3) Situation: Many times sitters lie because they’re embarrassed that the kids pulled the rug out from under them so to speak. For example, the kids may say that they’re allowed to play with the hose on a hot summer day when in fact they aren’t. As a result the freshly planted flowers drown in water. Sitters may not want to admit to the parents that the kids schooled them. Everyone has pride. Sitters may minimize what happened with the drowned flowers to save face.
Solution: To help sitters feel in control, parents should write out all rules so the sitters can refer to them as needed. Also, parents can also inform the sitters of situations when their kids will try to pull the wool over the sitter’s eyes. Parents may even share a story of when the kids got the best of them. Normalizing the experiences helps the sitters feel less threatened. When people feel understood they’re less likely to lie.

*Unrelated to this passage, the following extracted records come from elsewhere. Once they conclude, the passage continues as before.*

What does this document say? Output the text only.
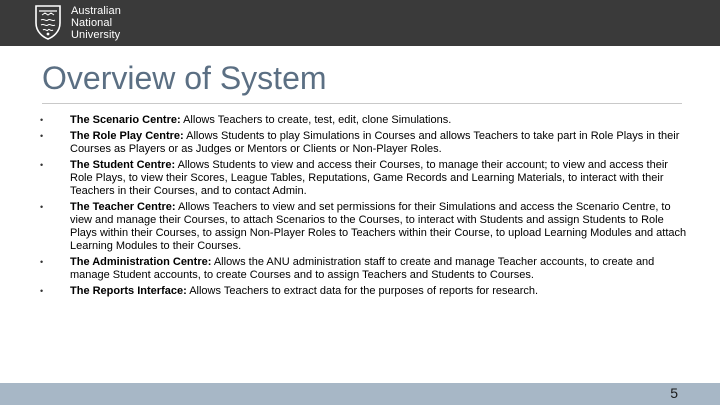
Australian
National
University
Overview of System
•	The Scenario Centre: Allows Teachers to create, test, edit, clone Simulations.
•	The Role Play Centre: Allows Students to play Simulations in Courses and allows Teachers to take part in Role Plays in their Courses as Players or as Judges or Mentors or Clients or Non-Player Roles.
•	The Student Centre: Allows Students to view and access their Courses, to manage their account; to view and access their Role Plays, to view their Scores, League Tables, Reputations, Game Records and Learning Materials, to interact with their Teachers in their Courses, and to contact Admin.
•	The Teacher Centre: Allows Teachers to view and set permissions for their Simulations and access the Scenario Centre, to view and manage their Courses, to attach Scenarios to the Courses, to interact with Students and assign Students to Role Plays within their Courses, to assign Non-Player Roles to Teachers within their Course, to upload Learning Modules and attach Learning Modules to their Courses.
•	The Administration Centre: Allows the ANU administration staff to create and manage Teacher accounts, to create and manage Student accounts, to create Courses and to assign Teachers and Students to Courses.
•	The Reports Interface: Allows Teachers to extract data for the purposes of reports for research.
5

4) Situation: Your kids report that your sitter was texting and driving when she was taking them to the park. You ask your sitter, “Did you text while driving with my kids in the car?” Sitter’s response, “Well, I looked at my phone when I was at stop lights.”
Solution: Notice that the sitter didn’t answer the specific question. Sure, she gave an answer, but didn’t answer the question you asked. In these situations, repeating your question is usually enough to get the sitter to level with you.
With strategic communication, you can increase the chance that your sitter will be straight with you. Don’t you deserve to know the truth?